Adelaide has good sites for beginner divers, with a few suitable wreck dives. However, advanced wreck divers will be in heaven, with the ‘Adelaide Underwater Heritage Trail’ to explore. The Eyre Peninsula is a top spot for diving, boasting the Nuyts Archipelago, which is a group of 20 islands. The Eyre Peninsula also contains a wreck dive and a few popular jetty dives. From May to August, the Whyalla reef is a breeding ground for giant cuttlefish and there are sea lions aplenty at Baird Bay.

The Fleurieu Reef is found on Fleurieu Peninsula. Created in 2002, the Fleurieu reef contains the wreck of the ex-HMAS Hobart, offering an excellent wreck dive, with many parts of the ship accessible. The leafy or weedy seadragon, unique to South Australia, can also be spotted in this region, with the Rapid Bay jetty a leafy seadragon hang-out.

Kangaroo Island also has a Maritime Heritage Trail, and is another popular place to spot leafy seadragons.
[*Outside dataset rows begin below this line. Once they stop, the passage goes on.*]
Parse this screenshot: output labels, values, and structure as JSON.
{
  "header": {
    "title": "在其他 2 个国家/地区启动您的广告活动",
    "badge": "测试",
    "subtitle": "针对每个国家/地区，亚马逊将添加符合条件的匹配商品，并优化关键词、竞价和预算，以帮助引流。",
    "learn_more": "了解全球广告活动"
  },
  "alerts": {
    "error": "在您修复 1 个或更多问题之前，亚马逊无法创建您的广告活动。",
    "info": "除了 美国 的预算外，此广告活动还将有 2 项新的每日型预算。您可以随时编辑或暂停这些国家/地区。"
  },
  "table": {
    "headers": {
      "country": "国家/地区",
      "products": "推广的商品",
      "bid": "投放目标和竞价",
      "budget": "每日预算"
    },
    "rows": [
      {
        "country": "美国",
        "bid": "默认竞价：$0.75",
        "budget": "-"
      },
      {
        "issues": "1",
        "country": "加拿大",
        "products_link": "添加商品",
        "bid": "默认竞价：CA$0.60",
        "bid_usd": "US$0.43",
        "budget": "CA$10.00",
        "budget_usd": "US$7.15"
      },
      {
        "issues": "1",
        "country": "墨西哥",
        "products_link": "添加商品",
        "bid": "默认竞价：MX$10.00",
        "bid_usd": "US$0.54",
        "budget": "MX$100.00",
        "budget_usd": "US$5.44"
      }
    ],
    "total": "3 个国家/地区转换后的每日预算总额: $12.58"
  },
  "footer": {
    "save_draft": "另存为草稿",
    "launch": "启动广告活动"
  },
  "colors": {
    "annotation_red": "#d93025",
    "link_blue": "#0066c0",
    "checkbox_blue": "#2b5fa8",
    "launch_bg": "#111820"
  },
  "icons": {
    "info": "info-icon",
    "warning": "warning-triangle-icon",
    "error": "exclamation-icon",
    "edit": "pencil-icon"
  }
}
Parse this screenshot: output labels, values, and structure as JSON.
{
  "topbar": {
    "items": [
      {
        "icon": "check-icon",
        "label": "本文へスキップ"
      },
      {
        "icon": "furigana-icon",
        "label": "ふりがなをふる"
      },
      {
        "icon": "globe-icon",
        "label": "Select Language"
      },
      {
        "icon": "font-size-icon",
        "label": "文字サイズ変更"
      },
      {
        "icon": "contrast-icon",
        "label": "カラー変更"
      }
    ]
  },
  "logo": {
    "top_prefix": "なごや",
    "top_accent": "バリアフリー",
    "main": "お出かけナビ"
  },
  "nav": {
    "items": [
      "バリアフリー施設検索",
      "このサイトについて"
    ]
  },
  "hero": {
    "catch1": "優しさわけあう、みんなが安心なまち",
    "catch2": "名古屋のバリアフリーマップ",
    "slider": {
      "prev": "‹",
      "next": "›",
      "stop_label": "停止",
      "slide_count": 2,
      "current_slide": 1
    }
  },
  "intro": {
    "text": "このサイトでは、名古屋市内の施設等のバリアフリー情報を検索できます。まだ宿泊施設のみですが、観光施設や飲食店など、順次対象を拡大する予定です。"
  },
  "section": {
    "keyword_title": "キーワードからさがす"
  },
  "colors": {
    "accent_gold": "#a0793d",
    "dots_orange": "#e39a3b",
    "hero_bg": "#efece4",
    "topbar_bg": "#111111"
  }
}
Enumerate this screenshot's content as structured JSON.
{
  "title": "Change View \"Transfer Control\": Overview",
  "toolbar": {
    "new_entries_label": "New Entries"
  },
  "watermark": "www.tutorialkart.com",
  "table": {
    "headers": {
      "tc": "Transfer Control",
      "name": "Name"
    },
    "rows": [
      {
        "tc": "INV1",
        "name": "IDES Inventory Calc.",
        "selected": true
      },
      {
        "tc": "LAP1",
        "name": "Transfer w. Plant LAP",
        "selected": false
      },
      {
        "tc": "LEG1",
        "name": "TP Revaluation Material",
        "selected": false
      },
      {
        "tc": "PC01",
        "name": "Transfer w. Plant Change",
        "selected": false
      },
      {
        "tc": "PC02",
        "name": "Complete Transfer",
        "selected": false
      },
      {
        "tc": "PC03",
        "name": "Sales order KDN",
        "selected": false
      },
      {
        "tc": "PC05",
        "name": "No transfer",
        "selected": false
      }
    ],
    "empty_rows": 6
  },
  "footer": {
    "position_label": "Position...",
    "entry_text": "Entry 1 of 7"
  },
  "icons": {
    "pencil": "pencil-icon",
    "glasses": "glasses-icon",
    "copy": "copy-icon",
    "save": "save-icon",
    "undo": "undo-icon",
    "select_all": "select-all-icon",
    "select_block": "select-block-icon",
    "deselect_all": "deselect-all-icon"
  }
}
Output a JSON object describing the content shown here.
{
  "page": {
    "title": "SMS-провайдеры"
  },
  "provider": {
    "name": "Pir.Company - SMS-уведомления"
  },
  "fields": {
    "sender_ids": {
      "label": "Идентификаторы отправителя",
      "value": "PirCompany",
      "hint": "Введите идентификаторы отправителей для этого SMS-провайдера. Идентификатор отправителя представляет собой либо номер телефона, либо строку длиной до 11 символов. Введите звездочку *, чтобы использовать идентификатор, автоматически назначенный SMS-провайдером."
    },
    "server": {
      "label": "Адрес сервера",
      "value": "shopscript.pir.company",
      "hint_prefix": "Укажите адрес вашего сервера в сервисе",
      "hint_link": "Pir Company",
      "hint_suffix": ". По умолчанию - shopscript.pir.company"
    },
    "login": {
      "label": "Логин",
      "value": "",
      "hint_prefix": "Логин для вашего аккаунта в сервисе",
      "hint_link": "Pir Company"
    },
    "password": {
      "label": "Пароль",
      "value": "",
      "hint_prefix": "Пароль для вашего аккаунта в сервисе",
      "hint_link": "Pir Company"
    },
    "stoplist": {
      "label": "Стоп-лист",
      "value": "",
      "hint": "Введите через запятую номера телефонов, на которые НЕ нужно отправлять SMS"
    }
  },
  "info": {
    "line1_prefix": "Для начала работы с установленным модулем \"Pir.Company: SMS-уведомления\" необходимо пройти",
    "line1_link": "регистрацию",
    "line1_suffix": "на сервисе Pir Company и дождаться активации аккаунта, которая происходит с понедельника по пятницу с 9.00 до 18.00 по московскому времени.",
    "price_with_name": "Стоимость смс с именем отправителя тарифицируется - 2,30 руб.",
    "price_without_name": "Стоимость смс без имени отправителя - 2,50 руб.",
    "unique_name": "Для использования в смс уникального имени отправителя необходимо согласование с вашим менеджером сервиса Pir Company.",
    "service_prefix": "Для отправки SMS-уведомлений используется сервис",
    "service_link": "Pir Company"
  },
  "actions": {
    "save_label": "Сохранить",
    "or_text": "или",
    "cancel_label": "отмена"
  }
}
Kangaroo Island’s north coast is an ideal spot to see:

  • sea lions
  • bottlenose-dolphins
  • soft corals
  • and sponges.

 

For freshwater sinkholes and cave diving, head to the Limestone Coast. The most popular sinkholes are the Piccaninnie Ponds, Tank Cave, Ewens Pond, the Shaft, and Kilsby’s Sinkhole. Be aware that permits are required for some of the cave dive sites. Yorke Peninsula contains plenty more wreck dives and maritime heritage trails. The Troubridge Shoals are found in the strait between Yorke Peninsula and Kangaroo Island. Containing six of the area’s earliest wrecks, the shoals have been responsible for over 33 shipwrecks! Due to the weather conditions, this area contains sites that are only suitable for advanced divers.

Cage diving with Great White sharks has been possible in South Australia since the ‘70s. Adrenaline junkies can embark on this incredible adventure in the waters around the North and South Neptune Islands and the appropriately named ‘Dangerous Reef’, which is off the Southern Eyre Peninsula.

Northern Territory

Darwin has suffered from a rather devastating history. During World War II Darwin was base for Allied action and, as a result, was attacked 64 times. And then on Christmas Eve in 1974, Cyclone Tracy hit, claiming 66 lives and destroying many homes. However, all that history has made for some interesting diving. World War II relics and remnants of Cyclone Tracy lie in Darwin’s waters, providing a fascinating history lesson and artificial reefs, which a variety of marine life now call home.

Some World War II remnants include American supply vessels Meigs and Mauna Loa, sunk in the 1942 bombing, American destroyer U.S.S Peary, evacuation/hospital vessel Zealandia, and small but interesting tank landing barge wrecks. Examples of Cyclone Tracy remnants include fishing trawlers Dieman and Bellbird, as well as a passenger ferry called the Mandorah Queen. Another artificial reef to explore is Vietnamese steel hulled fishing boat ‘Song Saigon’, which sank in 1983, and is now home to a diverse range of marine life.

Don’t forget Darwin’s natural reefs. You’ll find them flourishing with a wide array of marine life close to the city. However, before you embark on a Darwin diving adventure, be aware that tides can cause poor visibility.